人気から離れて、りんご飴を食べている時だった。
「なぁ、スー。お前は男なのか? 女なのか?」
小さな口で頬張りながら、スーは目だけをこちらへ向ける。
「どっちでもないの」
「え、まさか性別がないとか??」
オレの疑問にスーは答える。
「地球での姿は、あくまでも地球に合わせたものなの。慣れればどんな姿にもなれるの。

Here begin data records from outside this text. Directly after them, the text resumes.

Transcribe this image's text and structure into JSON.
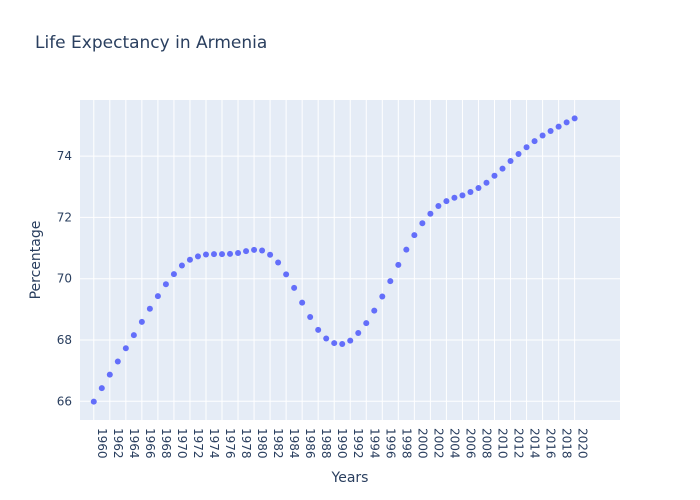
{
  "chart_data": {
    "type": "scatter",
    "title": "Life Expectancy in Armenia",
    "xlabel": "Years",
    "ylabel": "Percentage",
    "x": [
      1960,
      1961,
      1962,
      1963,
      1964,
      1965,
      1966,
      1967,
      1968,
      1969,
      1970,
      1971,
      1972,
      1973,
      1974,
      1975,
      1976,
      1977,
      1978,
      1979,
      1980,
      1981,
      1982,
      1983,
      1984,
      1985,
      1986,
      1987,
      1988,
      1989,
      1990,
      1991,
      1992,
      1993,
      1994,
      1995,
      1996,
      1997,
      1998,
      1999,
      2000,
      2001,
      2002,
      2003,
      2004,
      2005,
      2006,
      2007,
      2008,
      2009,
      2010,
      2011,
      2012,
      2013,
      2014,
      2015,
      2016,
      2017,
      2018,
      2019,
      2020
    ],
    "y": [
      65.99,
      66.43,
      66.87,
      67.3,
      67.73,
      68.16,
      68.59,
      69.02,
      69.43,
      69.82,
      70.15,
      70.43,
      70.62,
      70.73,
      70.79,
      70.8,
      70.8,
      70.81,
      70.84,
      70.9,
      70.94,
      70.92,
      70.78,
      70.53,
      70.14,
      69.7,
      69.22,
      68.75,
      68.33,
      68.05,
      67.9,
      67.87,
      67.98,
      68.23,
      68.55,
      68.96,
      69.42,
      69.92,
      70.45,
      70.95,
      71.42,
      71.81,
      72.12,
      72.37,
      72.53,
      72.64,
      72.72,
      72.83,
      72.96,
      73.13,
      73.36,
      73.59,
      73.84,
      74.07,
      74.29,
      74.49,
      74.67,
      74.82,
      74.96,
      75.1,
      75.23
    ],
    "xticks": [
      "1960",
      "1962",
      "1964",
      "1966",
      "1968",
      "1970",
      "1972",
      "1974",
      "1976",
      "1978",
      "1980",
      "1982",
      "1984",
      "1986",
      "1988",
      "1990",
      "1992",
      "1994",
      "1996",
      "1998",
      "2000",
      "2002",
      "2004",
      "2006",
      "2008",
      "2010",
      "2012",
      "2014",
      "2016",
      "2018",
      "2020"
    ],
    "yticks": [
      "66",
      "68",
      "70",
      "72",
      "74"
    ],
    "xlim": [
      1958.28,
      2025.66
    ],
    "ylim": [
      65.39,
      75.83
    ],
    "marker_color": "#636efa",
    "plot_bg": "#e5ecf6",
    "grid_color": "#ffffff",
    "text_color": "#2a3f5f"
  }
}
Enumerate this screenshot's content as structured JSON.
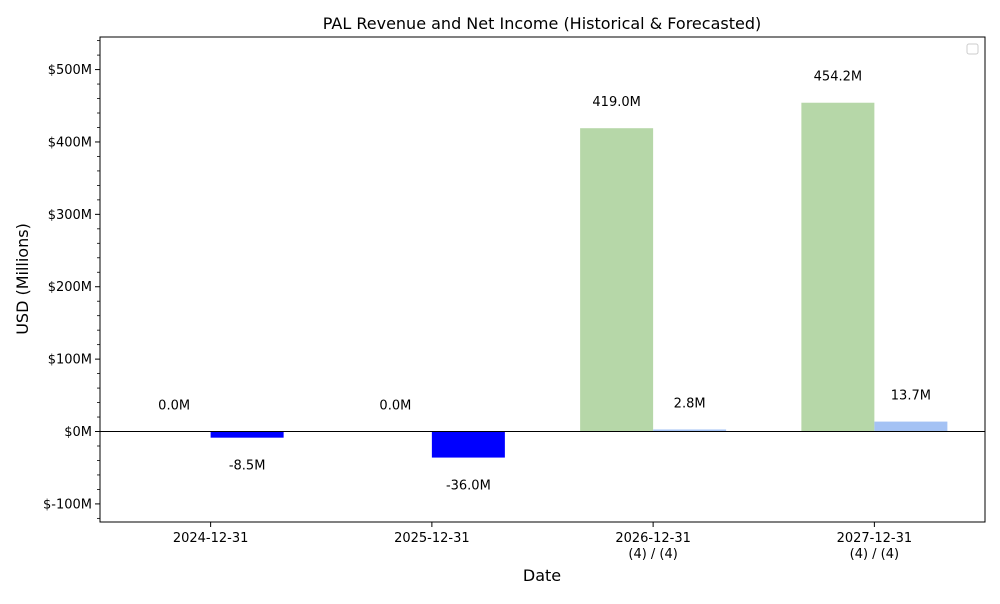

でも、スーは初めてだから、どっちつかずになっちゃったし、長い時間はいられないの」
「そうだったんですね」
詩夏さんも初めて聞く情報なのか、興味深そうにしている。
「人間の姿になるには、三次元に肉体を作らなくちゃいけないの。けど、スーたちの作れる肉体は、人間のそれと違うから、紫外線にやられてビリビリしちゃうの」
日焼けのひどいバージョン、といった感じだろうか。
「慣れればビリビリは軽減できるけど、肌の露出はできるだけしないようにするのが常識なの」
「そっか。それで管理人さんたちはみんな、長袖を着てるんですね」
「そういうことなの」
なるほど、管理人にもウィークポイントがあるのか。
「っつーか、そういう話ってオレたちにしても――」
問いかけたかったが、途中でさえぎられた。
「こんなところにいたのか」
静さんと芽衣さんだ!
オレたちがはっとする間に、静さんが怪訝な顔になる。